Jenkins Ian, Doucet Jay J, Clay Brian, Kopko Patricia, Fipps Donald, Hemmen Eema, Paulson Debra
Jt Comm J Qual Patient Saf. 2017 Aug;43(8):389-395. doi: 10.1016/j.jcjq.2017.04.003. Epub 2017 Jun 27.
The cost and risks of red blood cell (RBC) transfusions, along with evidence of overuse, suggest that improving transfusion practices is a key opportunity for health systems to improve both the quality and value of patient care. Previous work, which included a BestPractice Advisory (BPA), was adapted in a quality improvement project designed to reduce both exposure to unnecessary blood products and costs.
A prospective, pre-post study was conducted at an academic medical center with a diverse patient population. All noninfant inpatients without gastrointestinal bleeding who were not within 12 hours of surgical procedures were included. The interventions were education, a BPA, and other enhancements to the computerized provider order entry system.
The percentage of multiunit (≥ 2 units) RBC transfusions decreased from 59.9% to 41.7% during the intervention period and to 19.7% postintervention (p < 0.0001).
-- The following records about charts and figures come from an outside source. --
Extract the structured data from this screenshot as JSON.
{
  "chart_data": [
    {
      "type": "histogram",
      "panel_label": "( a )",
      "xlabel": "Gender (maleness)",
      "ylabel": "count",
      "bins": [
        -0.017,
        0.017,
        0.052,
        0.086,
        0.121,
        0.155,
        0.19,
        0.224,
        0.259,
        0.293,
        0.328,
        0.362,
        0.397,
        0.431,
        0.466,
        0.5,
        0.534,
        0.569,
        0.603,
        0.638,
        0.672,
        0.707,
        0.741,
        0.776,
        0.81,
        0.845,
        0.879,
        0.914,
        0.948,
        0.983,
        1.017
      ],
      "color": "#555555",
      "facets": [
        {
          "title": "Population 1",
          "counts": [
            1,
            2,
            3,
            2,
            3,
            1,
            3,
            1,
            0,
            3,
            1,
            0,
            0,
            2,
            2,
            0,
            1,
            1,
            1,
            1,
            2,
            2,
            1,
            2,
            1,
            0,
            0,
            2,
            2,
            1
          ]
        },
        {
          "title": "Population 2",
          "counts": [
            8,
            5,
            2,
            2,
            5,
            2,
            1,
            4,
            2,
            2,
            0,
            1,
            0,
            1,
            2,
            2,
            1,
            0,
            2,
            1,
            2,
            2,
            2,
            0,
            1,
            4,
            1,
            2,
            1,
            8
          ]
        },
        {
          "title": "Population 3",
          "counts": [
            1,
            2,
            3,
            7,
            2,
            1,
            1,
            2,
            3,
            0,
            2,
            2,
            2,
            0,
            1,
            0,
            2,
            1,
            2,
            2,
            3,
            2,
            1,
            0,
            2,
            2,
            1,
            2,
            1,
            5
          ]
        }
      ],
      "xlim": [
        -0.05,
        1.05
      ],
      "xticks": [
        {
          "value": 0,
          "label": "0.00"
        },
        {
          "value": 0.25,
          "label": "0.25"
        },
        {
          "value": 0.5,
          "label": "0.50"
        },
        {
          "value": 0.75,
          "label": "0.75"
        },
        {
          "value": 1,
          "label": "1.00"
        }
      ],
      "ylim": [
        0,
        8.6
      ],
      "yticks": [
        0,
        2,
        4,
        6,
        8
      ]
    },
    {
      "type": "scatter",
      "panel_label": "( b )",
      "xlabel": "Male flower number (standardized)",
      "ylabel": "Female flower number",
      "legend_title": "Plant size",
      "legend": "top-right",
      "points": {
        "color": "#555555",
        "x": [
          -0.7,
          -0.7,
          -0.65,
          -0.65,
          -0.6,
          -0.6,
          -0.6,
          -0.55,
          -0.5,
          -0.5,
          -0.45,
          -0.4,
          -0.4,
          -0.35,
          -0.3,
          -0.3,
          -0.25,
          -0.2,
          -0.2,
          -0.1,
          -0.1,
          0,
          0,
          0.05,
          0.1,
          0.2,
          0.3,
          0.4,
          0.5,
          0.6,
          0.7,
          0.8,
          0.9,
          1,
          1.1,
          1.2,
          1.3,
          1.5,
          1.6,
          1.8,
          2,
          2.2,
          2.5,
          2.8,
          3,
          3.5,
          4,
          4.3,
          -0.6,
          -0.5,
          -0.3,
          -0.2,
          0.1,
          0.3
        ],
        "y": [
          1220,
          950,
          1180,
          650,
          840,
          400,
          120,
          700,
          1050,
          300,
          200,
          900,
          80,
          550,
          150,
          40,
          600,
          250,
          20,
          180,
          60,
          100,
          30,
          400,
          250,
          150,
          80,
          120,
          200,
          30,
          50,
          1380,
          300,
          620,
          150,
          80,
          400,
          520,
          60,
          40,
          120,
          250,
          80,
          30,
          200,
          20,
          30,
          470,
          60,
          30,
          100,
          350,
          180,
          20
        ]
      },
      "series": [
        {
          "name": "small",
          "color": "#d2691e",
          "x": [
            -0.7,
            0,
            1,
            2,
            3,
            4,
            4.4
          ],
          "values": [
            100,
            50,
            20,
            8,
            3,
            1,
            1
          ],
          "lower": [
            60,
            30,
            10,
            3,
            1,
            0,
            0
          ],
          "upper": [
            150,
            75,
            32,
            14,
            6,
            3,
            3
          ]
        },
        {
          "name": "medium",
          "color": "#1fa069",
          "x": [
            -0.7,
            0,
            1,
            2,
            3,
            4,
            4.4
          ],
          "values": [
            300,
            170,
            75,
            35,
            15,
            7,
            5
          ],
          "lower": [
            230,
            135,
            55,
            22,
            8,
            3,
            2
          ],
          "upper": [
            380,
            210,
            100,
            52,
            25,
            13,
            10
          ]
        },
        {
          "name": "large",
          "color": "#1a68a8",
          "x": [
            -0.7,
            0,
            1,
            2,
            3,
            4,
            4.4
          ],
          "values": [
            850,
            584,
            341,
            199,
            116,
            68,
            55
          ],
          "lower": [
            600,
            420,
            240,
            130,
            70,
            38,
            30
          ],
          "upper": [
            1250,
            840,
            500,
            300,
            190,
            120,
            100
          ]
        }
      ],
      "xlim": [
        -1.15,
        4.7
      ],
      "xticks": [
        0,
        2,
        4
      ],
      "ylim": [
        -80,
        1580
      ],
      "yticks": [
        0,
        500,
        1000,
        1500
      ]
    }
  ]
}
The percentage of inpatient RBC transfusion units administered for hemoglobin (Hb) ≥ 7 g/dL declined from 72.3% to 57.8% during the intervention period and to 38.0% for the postintervention period (p < 0.0001). The overall rate of inpatient RBC transfusion (units administered per 1,000 patient-days without exclusions) decreased from 89.8 to 78.1 during the intervention period and to 72.7 during the postintervention period (p <0.0001). The estimated annual cost savings was $1,050,750.
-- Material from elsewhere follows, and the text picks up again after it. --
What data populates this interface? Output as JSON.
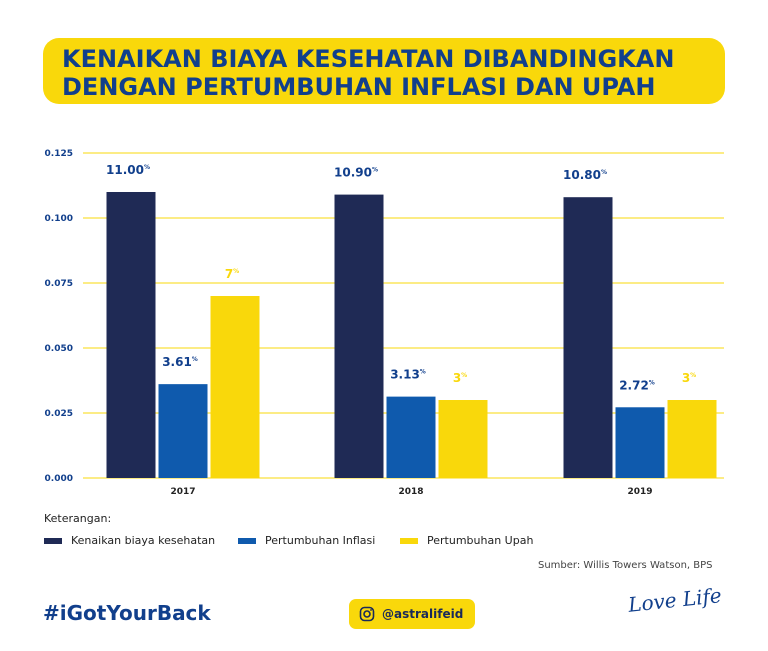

The interventions reduced multiunit transfusions (by 67.1%) and transfusions for Hb ≥ 7 g/dL (by 47.4%). The improvement in the overall transfusion rate (19.0%) was less marked, limited by better baseline performance relative to other centers.
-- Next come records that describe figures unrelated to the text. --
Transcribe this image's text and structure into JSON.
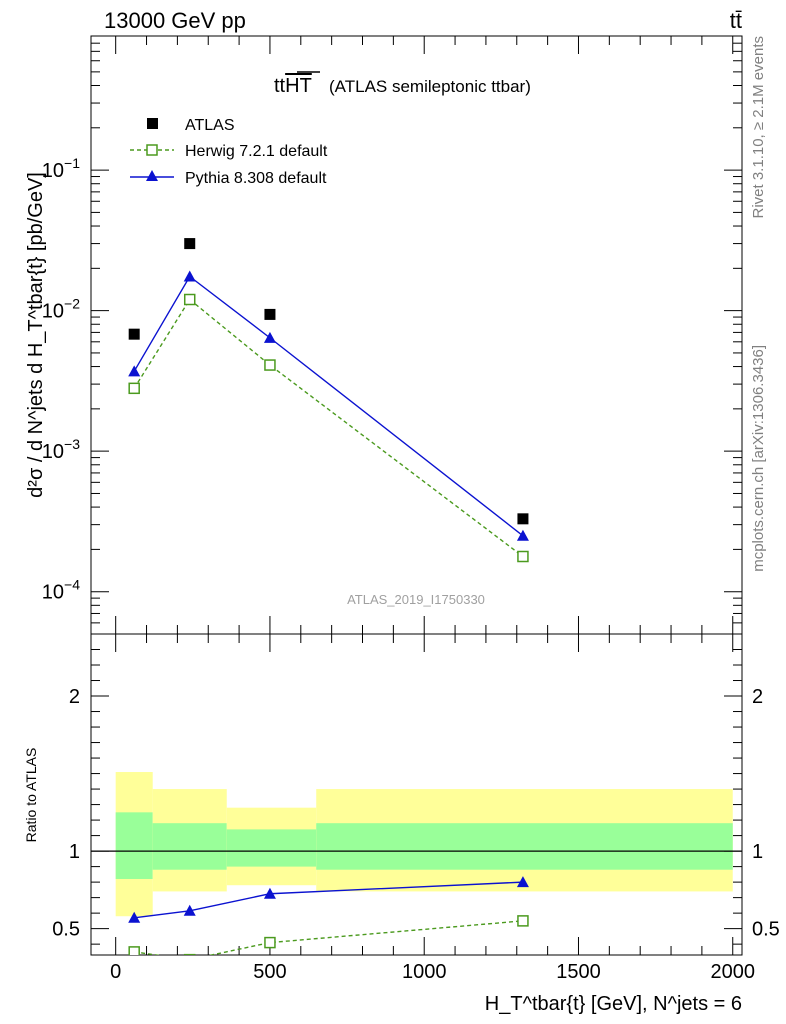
{
  "header": {
    "energy_label": "13000 GeV pp",
    "process_label": "tt̄",
    "plot_title": "tt",
    "plot_title_overline": "HT",
    "plot_subtitle": "(ATLAS semileptonic ttbar)"
  },
  "side": {
    "rivet_text": "Rivet 3.1.10, ≥ 2.1M events",
    "mcplots_text": "mcplots.cern.ch [arXiv:1306.3436]"
  },
  "analysis_label": "ATLAS_2019_I1750330",
  "main_ylabel": "d²σ / d N^jets d H_T^tbar{t} [pb/GeV]",
  "ratio_ylabel": "Ratio to ATLAS",
  "xlabel": "H_T^tbar{t} [GeV], N^jets = 6",
  "colors": {
    "data": "#000000",
    "herwig": "#4b9a1e",
    "pythia": "#0b12d0",
    "band_inner": "#99ff99",
    "band_outer": "#ffff99"
  },
  "chart_data": [
    {
      "type": "scatter",
      "scale": "log",
      "xlim": [
        -80,
        2030
      ],
      "ylim": [
        5e-05,
        0.9
      ],
      "y_ticks": [
        "10^-1",
        "10^-2",
        "10^-3",
        "10^-4"
      ],
      "legend_position": "top-left",
      "series": [
        {
          "name": "ATLAS",
          "style": "square",
          "x": [
            60,
            240,
            500,
            1320
          ],
          "y": [
            0.0068,
            0.03,
            0.0094,
            0.00033
          ]
        },
        {
          "name": "Herwig 7.2.1 default",
          "style": "open-square-dashed",
          "x": [
            60,
            240,
            500,
            1320
          ],
          "y": [
            0.0028,
            0.012,
            0.0041,
            0.000178
          ]
        },
        {
          "name": "Pythia 8.308 default",
          "style": "triangle-solid",
          "x": [
            60,
            240,
            500,
            1320
          ],
          "y": [
            0.0037,
            0.0175,
            0.0064,
            0.00025
          ]
        }
      ]
    },
    {
      "type": "line",
      "xlim": [
        -80,
        2030
      ],
      "ylim": [
        0.33,
        2.4
      ],
      "x_ticks": [
        "0",
        "500",
        "1000",
        "1500",
        "2000"
      ],
      "y_ticks": [
        "0.5",
        "1",
        "2"
      ],
      "bands": [
        {
          "x0": 0,
          "x1": 120,
          "inner": [
            0.82,
            1.25
          ],
          "outer": [
            0.58,
            1.51
          ]
        },
        {
          "x0": 120,
          "x1": 360,
          "inner": [
            0.88,
            1.18
          ],
          "outer": [
            0.74,
            1.4
          ]
        },
        {
          "x0": 360,
          "x1": 650,
          "inner": [
            0.9,
            1.14
          ],
          "outer": [
            0.78,
            1.28
          ]
        },
        {
          "x0": 650,
          "x1": 2000,
          "inner": [
            0.88,
            1.18
          ],
          "outer": [
            0.74,
            1.4
          ]
        }
      ],
      "series": [
        {
          "name": "Herwig 7.2.1 default",
          "x": [
            60,
            240,
            500,
            1320
          ],
          "y": [
            0.35,
            0.3,
            0.41,
            0.55
          ]
        },
        {
          "name": "Pythia 8.308 default",
          "x": [
            60,
            240,
            500,
            1320
          ],
          "y": [
            0.57,
            0.615,
            0.725,
            0.8
          ]
        }
      ]
    }
  ]
}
红细胞(RBC)输血的成本和风险,以及过度使用的证据表明,改进输血实践是卫生系统提高患者护理质量和价值的关键机遇。先前的工作,包括最佳实践咨询(BPA),被应用于一个质量改进项目,旨在减少不必要的血液制品暴露和成本。
在一个患者群体多样的学术医疗中心进行了一项前瞻性的前后对照研究。纳入所有非婴儿住院患者,这些患者没有胃肠道出血且不在手术操作后12小时内。干预措施包括教育、最佳实践咨询以及对计算机化医嘱录入系统的其他改进。
在干预期间,多单位(≥2单位)红细胞输血的比例从59.9%降至41.7%,干预后降至19.7%(p<0.0001)。因血红蛋白(Hb)≥7g/dL而进行的住院患者红细胞输血单位比例在干预期间从72.3%降至57.8%,干预后降至38.0%(p<0.0001)。住院患者红细胞输血的总体率(每1000患者日无排除的输血单位数)在干预期间从89.8降至78.1,干预后降至72.7(p<0.0001)。估计每年节省成本1,050,750美元。
干预措施减少了多单位输血(减少67.1%)和Hb≥7g/dL时的输血(减少47.4%)。总体输血率的改善(19.0%)不太明显,这受到相对于其他中心更好的基线表现的限制。